Lifting his foot unhurriedly from his son’s torn midsection, Lavoisier Archipela unsheathed his own sword for the first time since he had given Juneau the wound that was slowly killing him. Lowering the point of the blade against the boy’s pale and fragile throat, Lavoisier gestured grandly to all that surrounded him.
“To think that you would toss away all that has been handed to you, Juneau, all the power, all the privilege, everything. Hurl it all away for some archaic and outdated ways that teach you nothing more than how to bend knee to those lesser and weaker than yourself. Chivalry? Ha! You, child, are a fool who should never have squirmed your way out of your mother’s womb. Your very life taints and pollutes the noble line of the Archipela’s and it is time that I removed the black stain that you have come to represent. Fare thee well, Juneau Archipela, weakling and coward; friend to slave-boys and a child who took his mother’s life so that he could come into this world to shame and befoul the proud name of the Archipela House. May Xelandia show you the mercy that I shall not!”
With
very little hesitation, and even less remorse, Lavoisier Archipela drew the
sword back slightly and then plunged it viciously into his son’s throat. A thick gout of crimson flew into the cold
mountain air as Juneau’s final, gurgled scream faded silently in the howling
wind.
This one does not understand. What is the ‘human condition’? Is it fear of death? Is it fear of betrayal? Of failure? Of regret? What drives the human to these thoughts? Why does the creature agonize over such trivialities? Why should it matter what path the creature chooses? Why should the man-child show emotion over the blood-connected’s actions? All things die, all things end. This one does not understand.
What is the ‘human condition’? Will this one ever understand? Will this one ever find the Knowing? Perhaps walking another creature’s mind would provide this one with answers. Is there another Dreamscar that this one can walk? Could this one find the Knowing if this one walks another mind?

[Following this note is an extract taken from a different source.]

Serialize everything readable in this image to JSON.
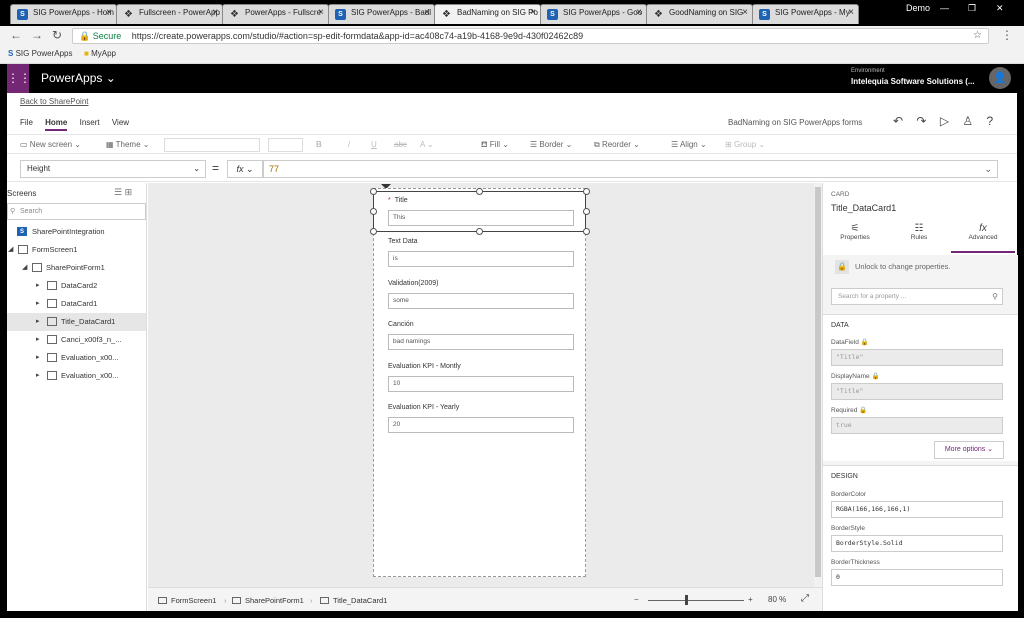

A song in the dark, a Dreamscar has formed. It sings to this one, beckons this one to walk it. Pulling and tugging, this one does not resist. This one will find out what drives the creatures called ‘humans’. This one will learn of the ‘human condition’ and what it means to the creatures that drape themselves in the Skin. This one will gain the Knowing and become one with the Universal Knowledge.
And until that time, this one shall follow the lure of the songs and walk the Dreamscars that sing them.